Jason Kuznicki recently argued that the institution of marriage is in some sense “a defense against the state.” That is, it is an institution which provides for default rules governing risks which, were it not for marriage, would be filled by state-organized institutions. With marriage, decisions about children or life-and-death or property, can be made without much intervention by the authorities, whereas in the absence of marriage, those decisions are made by the state. The same can be said for wills: without a will, an estate is handled through probate, which is much more intrusive in terms of government intervening in private affairs; with a will, these decisions are made on a much more private level. In fact, the same can really be said of all contracts, which exist against a background of default rules which a person should usually be free to escape. See generally Randy E. Barnett, The Sound of Silence: Default Rules and Contractual Consent, 78 Va. L. Rev. 821 (1992).
To this sensible point, Mark Olson responds that “Marriage has been, historically and socially perhaps even ‘humanly’, been regarded as more than a contractual matter. A sacramental, liturgical, and eternal significance has almost universally been attached to this event.” Moreover, “Marriage is not just of interest to individuals, it is a crucial linchpin in retaining civilization.” Therefore it is to be expected that the church and the state would “have an abiding interest in marriage,” and that tensions would arise in a political society that embraces a separation of church and state. “The state enforcement of standards of behavior and putting its intrusive fingers in marriage is not merely an annoyance,” writes Olson. “It is likely a necessary evil.”
I think Olson’s point is absurd and arbitrary.
To begin with, it is not true that marriage has historically been regarded as a sacred matter.
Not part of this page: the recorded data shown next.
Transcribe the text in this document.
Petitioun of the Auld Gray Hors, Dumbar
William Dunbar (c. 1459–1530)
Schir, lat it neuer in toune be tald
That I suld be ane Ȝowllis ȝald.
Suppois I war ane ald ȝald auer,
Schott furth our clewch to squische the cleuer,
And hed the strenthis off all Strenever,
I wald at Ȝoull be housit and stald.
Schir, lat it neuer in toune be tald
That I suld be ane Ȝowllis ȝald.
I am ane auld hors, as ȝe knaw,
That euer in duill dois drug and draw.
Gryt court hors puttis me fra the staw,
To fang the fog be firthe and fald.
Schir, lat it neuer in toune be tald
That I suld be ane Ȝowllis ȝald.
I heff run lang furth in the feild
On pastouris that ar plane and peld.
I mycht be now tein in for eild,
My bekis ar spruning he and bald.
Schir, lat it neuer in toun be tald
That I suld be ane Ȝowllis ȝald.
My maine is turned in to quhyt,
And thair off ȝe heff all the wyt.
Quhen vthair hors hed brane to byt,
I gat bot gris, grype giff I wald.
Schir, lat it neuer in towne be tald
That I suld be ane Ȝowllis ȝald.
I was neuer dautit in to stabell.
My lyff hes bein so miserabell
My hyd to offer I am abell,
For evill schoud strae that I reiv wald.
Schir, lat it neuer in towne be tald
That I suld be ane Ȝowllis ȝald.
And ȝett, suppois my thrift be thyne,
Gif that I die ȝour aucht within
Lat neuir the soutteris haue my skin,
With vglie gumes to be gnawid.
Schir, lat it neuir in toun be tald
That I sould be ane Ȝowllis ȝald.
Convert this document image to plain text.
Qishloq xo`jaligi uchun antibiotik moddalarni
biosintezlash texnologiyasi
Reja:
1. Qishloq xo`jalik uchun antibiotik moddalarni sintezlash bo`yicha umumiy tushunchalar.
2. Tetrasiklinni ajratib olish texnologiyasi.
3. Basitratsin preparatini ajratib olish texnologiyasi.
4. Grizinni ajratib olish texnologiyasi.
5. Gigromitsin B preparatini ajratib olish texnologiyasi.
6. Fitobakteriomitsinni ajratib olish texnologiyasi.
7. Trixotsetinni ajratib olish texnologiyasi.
Marriage was not even a Christian sacrament for the first thousand years of Christian history. Before them, the ancient Greeks employed various religious ceremonies with regard to marriages (as they did with regard to everything else) but priests did not officiate, and divorce was legal and easy. And the less said about the Roman attitude toward marriage, the better. Although it’s hard to generalize, it appears in fact that marriage has been regarded as a sacred institution about as much and as often as sex has been regarded as a sacred institution. Many people take it very seriously, but many also do not, and it is simply not true that “sacramental, liturgical, and eternal significance” has “almost universally” been ascribed to marriage.
But even if it were true, it would be irrelevant, since at least the Anglo-American common law has always regarded marriage as a contract. Blackstone wrote in the 1760s that “our law considers marriage in no other light than as a civil contract. The Holiness of the matrimonial state is left entirely to the ecclesiastical law: the temporal courts not having jurisdiction to consider unlawful marriages as a sin, but merely as a civil inconvenience…. [T]aking it in this civil light, the law treats it as it does all other contracts.” In American law, where religion and the state are separated (not a common law principle) the alleged sacredness of marriage is even further removed from relevancy.
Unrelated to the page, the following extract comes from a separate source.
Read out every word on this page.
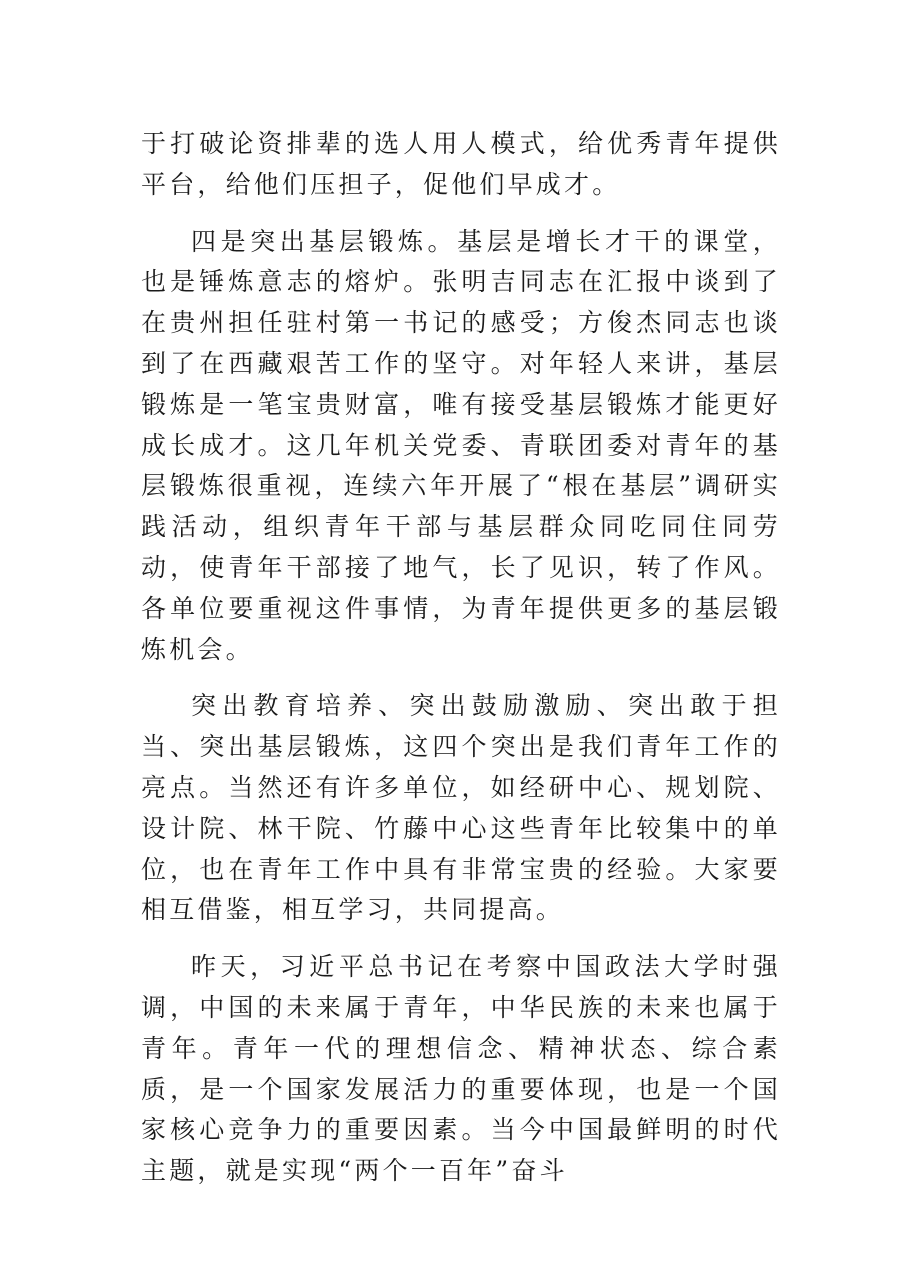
于打破论资排辈的选人用人模式，给优秀青年提供平台，给他们压担子，促他们早成才。

四是突出基层锻炼。基层是增长才干的课堂，也是锤炼意志的熔炉。张明吉同志在汇报中谈到了在贵州担任驻村第一书记的感受；方俊杰同志也谈到了在西藏艰苦工作的坚守。对年轻人来讲，基层锻炼是一笔宝贵财富，唯有接受基层锻炼才能更好成长成才。这几年机关党委、青联团委对青年的基层锻炼很重视，连续六年开展了“根在基层”调研实践活动，组织青年干部与基层群众同吃同住同劳动，使青年干部接了地气，长了见识，转了作风。各单位要重视这件事情，为青年提供更多的基层锻炼机会。

突出教育培养、突出鼓励激励、突出敢于担当、突出基层锻炼，这四个突出是我们青年工作的亮点。当然还有许多单位，如经研中心、规划院、设计院、林干院、竹藤中心这些青年比较集中的单位，也在青年工作中具有非常宝贵的经验。大家要相互借鉴，相互学习，共同提高。

昨天，习近平总书记在考察中国政法大学时强调，中国的未来属于青年，中华民族的未来也属于青年。青年一代的理想信念、精神状态、综合素质，是一个国家发展活力的重要体现，也是一个国家核心竞争力的重要因素。当今中国最鲜明的时代主题，就是实现“两个一百年”奋斗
Of course you could argue that the state has an “abiding interest” in marriage as a contract because marriage contracts are affected with a public interest. This is the argument conservatives tend to make, and just as happened with business contracts after Munn v. Illinois, such a principle would ultimately destroy the private nature of the marriage contract. If the attenuated effects that an agreement between two (or more) people has on third parties in sufficient to entitle those third parties to interfere, then all privacy is ultimately erased, because there is nothing that a person does that has no effect on anyone. The same argument, in fact, was routinely made for restricting religious freedom. After all, people who doubt the existence of God are likely to undermine other people’s faith in God; their failure to attend church, or to raise their children in the faith, is going to have social ramifications. The fact that a person’s religious views are affected with a public interest entitles us to force that person to conform to our religious practices.
Olson, I think, reveals this major flaw in the conservative view when he says that “one of the problems for the gay couples in our community is that, while the individuals find some measure of protection in marriage, the state itself has much less to gain from protecting them.” But of course the state stands to gain that one thing which is the only gain any state has any right to expect: the gain of protecting the right of individuals to pursue happiness. It is where the state is conceived of as having a legitimate “interest”* in anything other than this that we run into problems.
Kuznicki has his own response to Olson here.
*--I hate this word. The word “interest” is used—most commonly among lawyers—to sneak around the words and concepts of rights. The question is not whether the state has an interest in one social institution or another, which no doubt we all do, but whether the state—that is, the individuals who comprise it—have a right to interfere in the private decisions at issue.